Most people like to say that they know everything there is to know about Belgrade. They know it's the Republic of Serbia capital city, or a city with a rich culture, monuments, and a buzzing nightlife. But that's not even the half of it! To this day, this metropolis manages to surprise not only tourists, but the people who spend every day walking its streets.
Today there isn’t a single location in old town Belgrade that doesn’t hide remnants from the Roman period! In fact, the first urban settlement was built here in the 3rd century BC by the Celts.
As one of the oldest cities in Europe, Belgrades center resides a culture older even than the settlements in Mesopotamia.

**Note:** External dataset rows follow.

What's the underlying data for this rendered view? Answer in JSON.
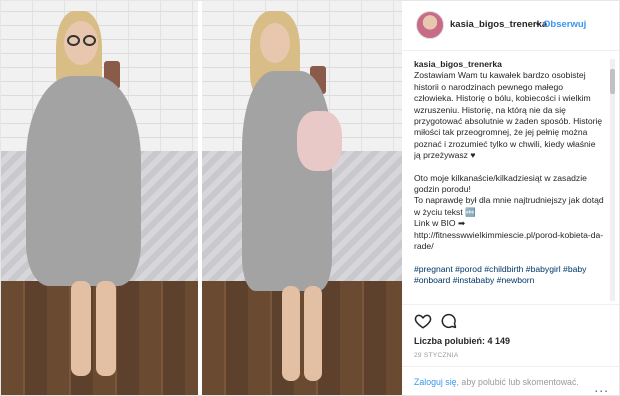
{
  "header": {
    "username": "kasia_bigos_trenerka",
    "separator": "•",
    "follow_label": "Obserwuj"
  },
  "caption": {
    "author": "kasia_bigos_trenerka",
    "paragraph1": "Zostawiam Wam tu kawałek bardzo osobistej historii o narodzinach pewnego małego człowieka. Historię o bólu, kobiecości i wielkim wzruszeniu. Historię, na którą nie da się przygotować absolutnie w żaden sposób. Historię miłości tak przeogromnej, że jej pełnię można poznać i zrozumieć tylko w chwili, kiedy właśnie ją przeżywasz ♥",
    "paragraph2": "Oto moje kilkanaście/kilkadziesiąt w zasadzie godzin porodu!\nTo naprawdę był dla mnie najtrudniejszy jak dotąd w życiu tekst 🔤\nLink w BIO ➡\nhttp://fitnesswwielkimmiescie.pl/porod-kobieta-da-rade/",
    "hashtags": "#pregnant #porod #childbirth #babygirl #baby #onboard #instababy #newborn"
  },
  "actions": {
    "likes_label": "Liczba polubień: 4 149",
    "date": "29 STYCZNIA",
    "login_link": "Zaloguj się",
    "login_rest": ", aby polubić lub skomentować.",
    "more_label": "..."
  },
  "icons": {
    "heart": "heart-icon",
    "comment": "comment-icon",
    "more": "more-options-icon"
  }
}
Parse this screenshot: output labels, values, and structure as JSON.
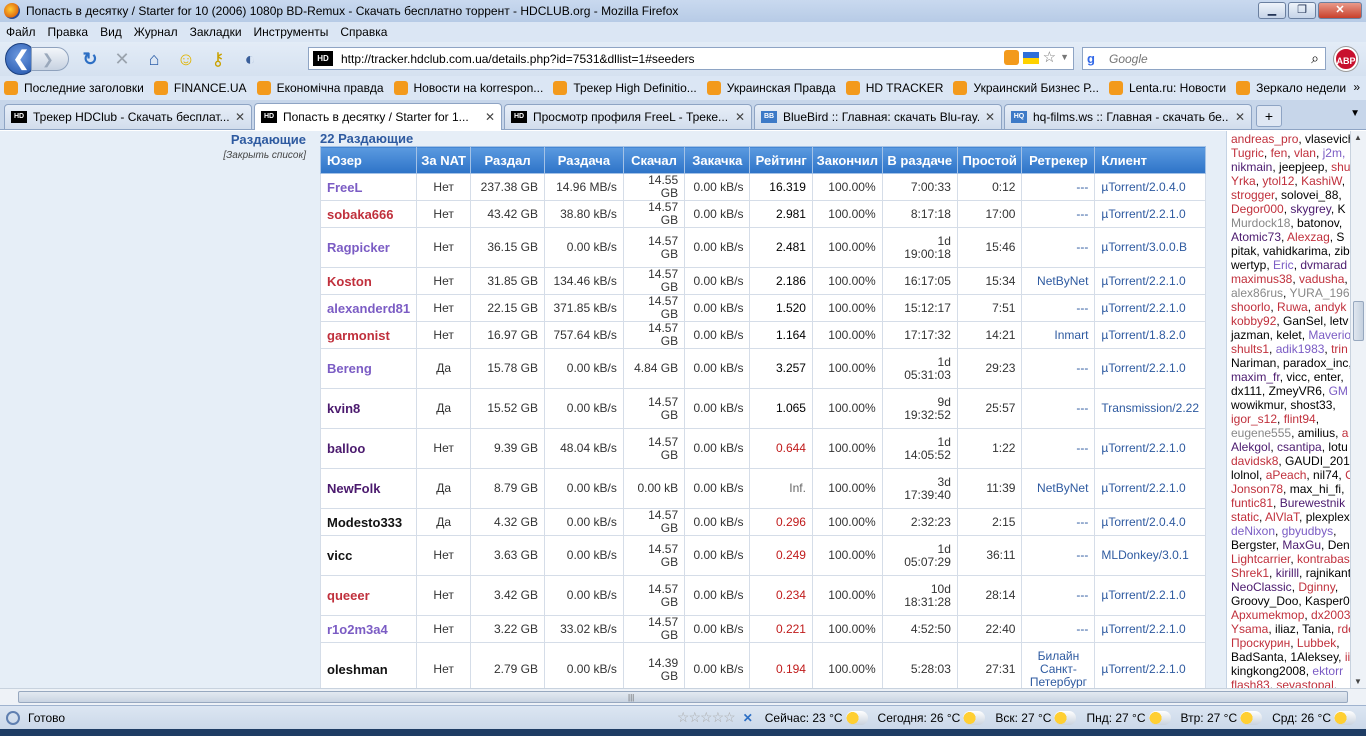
{
  "window": {
    "title": "Попасть в десятку / Starter for 10 (2006) 1080p BD-Remux - Скачать бесплатно торрент - HDCLUB.org - Mozilla Firefox",
    "min": "▁",
    "max": "❐",
    "close": "✕"
  },
  "menu": [
    "Файл",
    "Правка",
    "Вид",
    "Журнал",
    "Закладки",
    "Инструменты",
    "Справка"
  ],
  "nav": {
    "back": "❮",
    "forward": "❯",
    "url": "http://tracker.hdclub.com.ua/details.php?id=7531&dllist=1#seeders",
    "site_icon": "HD",
    "search_placeholder": "Google",
    "search_engine": "g",
    "abp": "ABP"
  },
  "bookmarks": [
    "Последние заголовки",
    "FINANCE.UA",
    "Економічна правда",
    "Новости на korrespon...",
    "Трекер High Definitio...",
    "Украинская Правда",
    "HD TRACKER",
    "Украинский Бизнес Р...",
    "Lenta.ru: Новости",
    "Зеркало недели"
  ],
  "bookmarks_more": "»",
  "tabs": [
    {
      "label": "Трекер HDClub - Скачать бесплат...",
      "icon": "HD",
      "active": false
    },
    {
      "label": "Попасть в десятку / Starter for 1...",
      "icon": "HD",
      "active": true
    },
    {
      "label": "Просмотр профиля FreeL - Треке...",
      "icon": "HD",
      "active": false
    },
    {
      "label": "BlueBird :: Главная: скачать Blu-ray...",
      "icon": "BB",
      "active": false
    },
    {
      "label": "hq-films.ws :: Главная - скачать бе...",
      "icon": "HQ",
      "active": false
    }
  ],
  "tab_close": "✕",
  "newtab": "+",
  "tabs_more": "▼",
  "section": {
    "label": "Раздающие",
    "close_list": "[Закрыть список]",
    "count_title": "22 Раздающие"
  },
  "table": {
    "headers": [
      "Юзер",
      "За NAT",
      "Раздал",
      "Раздача",
      "Скачал",
      "Закачка",
      "Рейтинг",
      "Закончил",
      "В раздаче",
      "Простой",
      "Ретрекер",
      "Клиент"
    ],
    "rows": [
      {
        "user": "FreeL",
        "color": "#7b5cc4",
        "nat": "Нет",
        "up": "237.38 GB",
        "upspeed": "14.96 MB/s",
        "down": "14.55 GB",
        "dlspeed": "0.00 kB/s",
        "rating": "16.319",
        "rclass": "",
        "done": "100.00%",
        "seed": [
          "7:00:33"
        ],
        "idle": "0:12",
        "tracker": [
          "---"
        ],
        "client": "µTorrent/2.0.4.0",
        "h": 26
      },
      {
        "user": "sobaka666",
        "color": "#c0303c",
        "nat": "Нет",
        "up": "43.42 GB",
        "upspeed": "38.80 kB/s",
        "down": "14.57 GB",
        "dlspeed": "0.00 kB/s",
        "rating": "2.981",
        "rclass": "",
        "done": "100.00%",
        "seed": [
          "8:17:18"
        ],
        "idle": "17:00",
        "tracker": [
          "---"
        ],
        "client": "µTorrent/2.2.1.0",
        "h": 26
      },
      {
        "user": "Ragpicker",
        "color": "#7b5cc4",
        "nat": "Нет",
        "up": "36.15 GB",
        "upspeed": "0.00 kB/s",
        "down": "14.57 GB",
        "dlspeed": "0.00 kB/s",
        "rating": "2.481",
        "rclass": "",
        "done": "100.00%",
        "seed": [
          "1d",
          "19:00:18"
        ],
        "idle": "15:46",
        "tracker": [
          "---"
        ],
        "client": "µTorrent/3.0.0.B",
        "h": 40
      },
      {
        "user": "Koston",
        "color": "#c0303c",
        "nat": "Нет",
        "up": "31.85 GB",
        "upspeed": "134.46 kB/s",
        "down": "14.57 GB",
        "dlspeed": "0.00 kB/s",
        "rating": "2.186",
        "rclass": "",
        "done": "100.00%",
        "seed": [
          "16:17:05"
        ],
        "idle": "15:34",
        "tracker": [
          "NetByNet"
        ],
        "client": "µTorrent/2.2.1.0",
        "h": 26
      },
      {
        "user": "alexanderd81",
        "color": "#7b5cc4",
        "nat": "Нет",
        "up": "22.15 GB",
        "upspeed": "371.85 kB/s",
        "down": "14.57 GB",
        "dlspeed": "0.00 kB/s",
        "rating": "1.520",
        "rclass": "",
        "done": "100.00%",
        "seed": [
          "15:12:17"
        ],
        "idle": "7:51",
        "tracker": [
          "---"
        ],
        "client": "µTorrent/2.2.1.0",
        "h": 26
      },
      {
        "user": "garmonist",
        "color": "#c0303c",
        "nat": "Нет",
        "up": "16.97 GB",
        "upspeed": "757.64 kB/s",
        "down": "14.57 GB",
        "dlspeed": "0.00 kB/s",
        "rating": "1.164",
        "rclass": "",
        "done": "100.00%",
        "seed": [
          "17:17:32"
        ],
        "idle": "14:21",
        "tracker": [
          "Inmart"
        ],
        "client": "µTorrent/1.8.2.0",
        "h": 26
      },
      {
        "user": "Bereng",
        "color": "#7b5cc4",
        "nat": "Да",
        "up": "15.78 GB",
        "upspeed": "0.00 kB/s",
        "down": "4.84 GB",
        "dlspeed": "0.00 kB/s",
        "rating": "3.257",
        "rclass": "",
        "done": "100.00%",
        "seed": [
          "1d",
          "05:31:03"
        ],
        "idle": "29:23",
        "tracker": [
          "---"
        ],
        "client": "µTorrent/2.2.1.0",
        "h": 40
      },
      {
        "user": "kvin8",
        "color": "#4b1a6e",
        "nat": "Да",
        "up": "15.52 GB",
        "upspeed": "0.00 kB/s",
        "down": "14.57 GB",
        "dlspeed": "0.00 kB/s",
        "rating": "1.065",
        "rclass": "",
        "done": "100.00%",
        "seed": [
          "9d",
          "19:32:52"
        ],
        "idle": "25:57",
        "tracker": [
          "---"
        ],
        "client": "Transmission/2.22",
        "h": 40
      },
      {
        "user": "balloo",
        "color": "#4b1a6e",
        "nat": "Нет",
        "up": "9.39 GB",
        "upspeed": "48.04 kB/s",
        "down": "14.57 GB",
        "dlspeed": "0.00 kB/s",
        "rating": "0.644",
        "rclass": "low",
        "done": "100.00%",
        "seed": [
          "1d",
          "14:05:52"
        ],
        "idle": "1:22",
        "tracker": [
          "---"
        ],
        "client": "µTorrent/2.2.1.0",
        "h": 40
      },
      {
        "user": "NewFolk",
        "color": "#4b1a6e",
        "nat": "Да",
        "up": "8.79 GB",
        "upspeed": "0.00 kB/s",
        "down": "0.00 kB",
        "dlspeed": "0.00 kB/s",
        "rating": "Inf.",
        "rclass": "inf",
        "done": "100.00%",
        "seed": [
          "3d",
          "17:39:40"
        ],
        "idle": "11:39",
        "tracker": [
          "NetByNet"
        ],
        "client": "µTorrent/2.2.1.0",
        "h": 40
      },
      {
        "user": "Modesto333",
        "color": "#111111",
        "nat": "Да",
        "up": "4.32 GB",
        "upspeed": "0.00 kB/s",
        "down": "14.57 GB",
        "dlspeed": "0.00 kB/s",
        "rating": "0.296",
        "rclass": "low",
        "done": "100.00%",
        "seed": [
          "2:32:23"
        ],
        "idle": "2:15",
        "tracker": [
          "---"
        ],
        "client": "µTorrent/2.0.4.0",
        "h": 26
      },
      {
        "user": "vicc",
        "color": "#111111",
        "nat": "Нет",
        "up": "3.63 GB",
        "upspeed": "0.00 kB/s",
        "down": "14.57 GB",
        "dlspeed": "0.00 kB/s",
        "rating": "0.249",
        "rclass": "low",
        "done": "100.00%",
        "seed": [
          "1d",
          "05:07:29"
        ],
        "idle": "36:11",
        "tracker": [
          "---"
        ],
        "client": "MLDonkey/3.0.1",
        "h": 40
      },
      {
        "user": "queeer",
        "color": "#c0303c",
        "nat": "Нет",
        "up": "3.42 GB",
        "upspeed": "0.00 kB/s",
        "down": "14.57 GB",
        "dlspeed": "0.00 kB/s",
        "rating": "0.234",
        "rclass": "low",
        "done": "100.00%",
        "seed": [
          "10d",
          "18:31:28"
        ],
        "idle": "28:14",
        "tracker": [
          "---"
        ],
        "client": "µTorrent/2.2.1.0",
        "h": 40
      },
      {
        "user": "r1o2m3a4",
        "color": "#7b5cc4",
        "nat": "Нет",
        "up": "3.22 GB",
        "upspeed": "33.02 kB/s",
        "down": "14.57 GB",
        "dlspeed": "0.00 kB/s",
        "rating": "0.221",
        "rclass": "low",
        "done": "100.00%",
        "seed": [
          "4:52:50"
        ],
        "idle": "22:40",
        "tracker": [
          "---"
        ],
        "client": "µTorrent/2.2.1.0",
        "h": 26
      },
      {
        "user": "oleshman",
        "color": "#111111",
        "nat": "Нет",
        "up": "2.79 GB",
        "upspeed": "0.00 kB/s",
        "down": "14.39 GB",
        "dlspeed": "0.00 kB/s",
        "rating": "0.194",
        "rclass": "low",
        "done": "100.00%",
        "seed": [
          "5:28:03"
        ],
        "idle": "27:31",
        "tracker": [
          "Билайн",
          "Санкт-",
          "Петербург"
        ],
        "client": "µTorrent/2.2.1.0",
        "h": 54
      }
    ]
  },
  "sidebar_lines": [
    [
      [
        "andreas_pro",
        "#c0303c"
      ],
      [
        ", vlasevich",
        "#000"
      ]
    ],
    [
      [
        "Tugric",
        "#c0303c"
      ],
      [
        ", ",
        "#000"
      ],
      [
        "fen",
        "#c0303c"
      ],
      [
        ", ",
        "#000"
      ],
      [
        "vlan",
        "#c0303c"
      ],
      [
        ", ",
        "#000"
      ],
      [
        "j2m,",
        "#7b5cc4"
      ]
    ],
    [
      [
        "nikmain",
        "#4b1a6e"
      ],
      [
        ", jeepjeep, ",
        "#000"
      ],
      [
        "shu",
        "#c0303c"
      ]
    ],
    [
      [
        "Yrka",
        "#c0303c"
      ],
      [
        ", ",
        "#000"
      ],
      [
        "ytol12",
        "#c0303c"
      ],
      [
        ", ",
        "#000"
      ],
      [
        "KashiW",
        "#c0303c"
      ],
      [
        ", ",
        "#000"
      ]
    ],
    [
      [
        "strogger",
        "#c0303c"
      ],
      [
        ", solovei_88,",
        "#000"
      ]
    ],
    [
      [
        "Degor000",
        "#c0303c"
      ],
      [
        ", ",
        "#000"
      ],
      [
        "skygrey",
        "#4b1a6e"
      ],
      [
        ", K",
        "#000"
      ]
    ],
    [
      [
        "Murdock18",
        "#888"
      ],
      [
        ", batonov, ",
        "#000"
      ]
    ],
    [
      [
        "Atomic73",
        "#4b1a6e"
      ],
      [
        ", ",
        "#000"
      ],
      [
        "Alexzag",
        "#c0303c"
      ],
      [
        ", S",
        "#000"
      ]
    ],
    [
      [
        "pitak, vahidkarima, zib",
        "#000"
      ]
    ],
    [
      [
        "wertyp, ",
        "#000"
      ],
      [
        "Eric",
        "#7b5cc4"
      ],
      [
        ", ",
        "#000"
      ],
      [
        "dvmarad",
        "#4b1a6e"
      ]
    ],
    [
      [
        "maximus38",
        "#c0303c"
      ],
      [
        ", ",
        "#000"
      ],
      [
        "vadusha",
        "#c0303c"
      ],
      [
        ",",
        "#000"
      ]
    ],
    [
      [
        "alex86rus",
        "#888"
      ],
      [
        ", ",
        "#000"
      ],
      [
        "YURA_196",
        "#888"
      ]
    ],
    [
      [
        "shoorlo",
        "#c0303c"
      ],
      [
        ", ",
        "#000"
      ],
      [
        "Ruwa",
        "#c0303c"
      ],
      [
        ", ",
        "#000"
      ],
      [
        "andyk",
        "#c0303c"
      ]
    ],
    [
      [
        "kobby92",
        "#c0303c"
      ],
      [
        ", GanSel, letv",
        "#000"
      ]
    ],
    [
      [
        "jazman, kelet, ",
        "#000"
      ],
      [
        "Maverio",
        "#7b5cc4"
      ]
    ],
    [
      [
        "shults1",
        "#c0303c"
      ],
      [
        ", ",
        "#000"
      ],
      [
        "adik1983",
        "#7b5cc4"
      ],
      [
        ", ",
        "#000"
      ],
      [
        "trin",
        "#c0303c"
      ]
    ],
    [
      [
        "Nariman, paradox_inc,",
        "#000"
      ]
    ],
    [
      [
        "maxim_fr",
        "#4b1a6e"
      ],
      [
        ", vicc, enter,",
        "#000"
      ]
    ],
    [
      [
        "dx111, ZmeyVR6, ",
        "#000"
      ],
      [
        "GM",
        "#7b5cc4"
      ]
    ],
    [
      [
        "wowikmur, shost33,",
        "#000"
      ]
    ],
    [
      [
        "igor_s12",
        "#c0303c"
      ],
      [
        ", ",
        "#000"
      ],
      [
        "flint94",
        "#c0303c"
      ],
      [
        ",",
        "#000"
      ]
    ],
    [
      [
        "eugene555",
        "#888"
      ],
      [
        ", amilius, ",
        "#000"
      ],
      [
        "a",
        "#c0303c"
      ]
    ],
    [
      [
        "Alekgol",
        "#4b1a6e"
      ],
      [
        ", ",
        "#000"
      ],
      [
        "csantipa",
        "#4b1a6e"
      ],
      [
        ", lotu",
        "#000"
      ]
    ],
    [
      [
        "davidsk8",
        "#c0303c"
      ],
      [
        ", GAUDI_201",
        "#000"
      ]
    ],
    [
      [
        "lolnol, ",
        "#000"
      ],
      [
        "aPeach",
        "#c0303c"
      ],
      [
        ", nil74, ",
        "#000"
      ],
      [
        "C",
        "#c0303c"
      ]
    ],
    [
      [
        "Jonson78",
        "#c0303c"
      ],
      [
        ", max_hi_fi,",
        "#000"
      ]
    ],
    [
      [
        "funtic81",
        "#c0303c"
      ],
      [
        ", ",
        "#000"
      ],
      [
        "Burewestnik",
        "#4b1a6e"
      ]
    ],
    [
      [
        "static",
        "#c0303c"
      ],
      [
        ", ",
        "#000"
      ],
      [
        "AlVlaT",
        "#c0303c"
      ],
      [
        ", plexplex",
        "#000"
      ]
    ],
    [
      [
        "deNixon",
        "#7b5cc4"
      ],
      [
        ", ",
        "#000"
      ],
      [
        "gbyudbys",
        "#7b5cc4"
      ],
      [
        ",",
        "#000"
      ]
    ],
    [
      [
        "Bergster, ",
        "#000"
      ],
      [
        "MaxGu",
        "#4b1a6e"
      ],
      [
        ", Den",
        "#000"
      ]
    ],
    [
      [
        "Lightcarrier",
        "#c0303c"
      ],
      [
        ", ",
        "#000"
      ],
      [
        "kontrabas",
        "#c0303c"
      ]
    ],
    [
      [
        "Shrek1",
        "#c0303c"
      ],
      [
        ", ",
        "#000"
      ],
      [
        "kirilll",
        "#4b1a6e"
      ],
      [
        ", rajnikant",
        "#000"
      ]
    ],
    [
      [
        "NeoClassic",
        "#4b1a6e"
      ],
      [
        ", ",
        "#000"
      ],
      [
        "Dginny",
        "#c0303c"
      ],
      [
        ",",
        "#000"
      ]
    ],
    [
      [
        "Groovy_Doo, Kasper0",
        "#000"
      ]
    ],
    [
      [
        "Apxumekmop",
        "#c0303c"
      ],
      [
        ", ",
        "#000"
      ],
      [
        "dx2003",
        "#c0303c"
      ]
    ],
    [
      [
        "Ysama",
        "#c0303c"
      ],
      [
        ", iliaz, Tania, ",
        "#000"
      ],
      [
        "rde",
        "#c0303c"
      ]
    ],
    [
      [
        "Проскурин",
        "#c0303c"
      ],
      [
        ", ",
        "#000"
      ],
      [
        "Lubbek",
        "#c0303c"
      ],
      [
        ",",
        "#000"
      ]
    ],
    [
      [
        "BadSanta, 1Aleksey, ",
        "#000"
      ],
      [
        "ii",
        "#c0303c"
      ]
    ],
    [
      [
        "kingkong2008, ",
        "#000"
      ],
      [
        "ektorr",
        "#7b5cc4"
      ]
    ],
    [
      [
        "flash83",
        "#c0303c"
      ],
      [
        ", ",
        "#000"
      ],
      [
        "sevastopal",
        "#c0303c"
      ],
      [
        ",",
        "#000"
      ]
    ]
  ],
  "status": {
    "text": "Готово",
    "stars": "☆☆☆☆☆",
    "weather": [
      {
        "label": "Сейчас: 23 °C"
      },
      {
        "label": "Сегодня: 26 °C"
      },
      {
        "label": "Вск: 27 °C"
      },
      {
        "label": "Пнд: 27 °C"
      },
      {
        "label": "Втр: 27 °C"
      },
      {
        "label": "Срд: 26 °C"
      }
    ]
  },
  "colors": {
    "header_bg": "#2d73c7",
    "nat_no": "#1b8a1b",
    "nat_yes": "#c01b1b",
    "low_rating": "#c01b1b",
    "link": "#2e5aa0"
  }
}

Belgrade has been known by many names including: Alba Graeca, Alba Bulgarica, Fehérvár, Nandoralba, Nándorfehérvár, Landorfehérvár, Weißenburg and Griechisch-Weißenburg, Castelbianco, Veligradon or Velegrada, Dar Al Jihad (House of War), Belgrat, Prinz Eugen Stadt. But the name that stuck to this day is Beograd (The White City), mentioned for the first time in 878 in a Papal letter to the Bulgarian ruler Boris I.
Kalemegdan, the legendary Attila’s grave?
In the 5th century, the Belgrade fortress was destroyed by the Huns and in the early Middle Ages saw an onslaught of Barbarian tribes, including the Slavs. A legend even says that Attila’s grave lies at the confluence the Danube and the Sava river, more precisely under the very fortress. Once, Kalemegdan was a fortress (kale) and a field (megdan), and now it is one of the most important cultural-historic sites, a park and a playground, a lookout and a Zoo, a concert venue and so much more.
A city underneath the city
Belgrade has so many secrets, but one of them hides just below the surface. More than one hundred caves, canals, tunnels, passages tell the story of its connection to various empires and states that ruled over the ages. As such, underground Belgrade has always attracted tremendous attention. Roman halls and aqueducts, Tito’s secrets as well those of Communist Information Bureau spies – you can find them all beneath Belgrade.
The first cafe in Europe
According to many historians, the first cafe (kafana) in Europe was opened in Dorcol in 1522. This establishment served only black coffee, and that is supposedly how this Serbian institution got its name – “kafana”.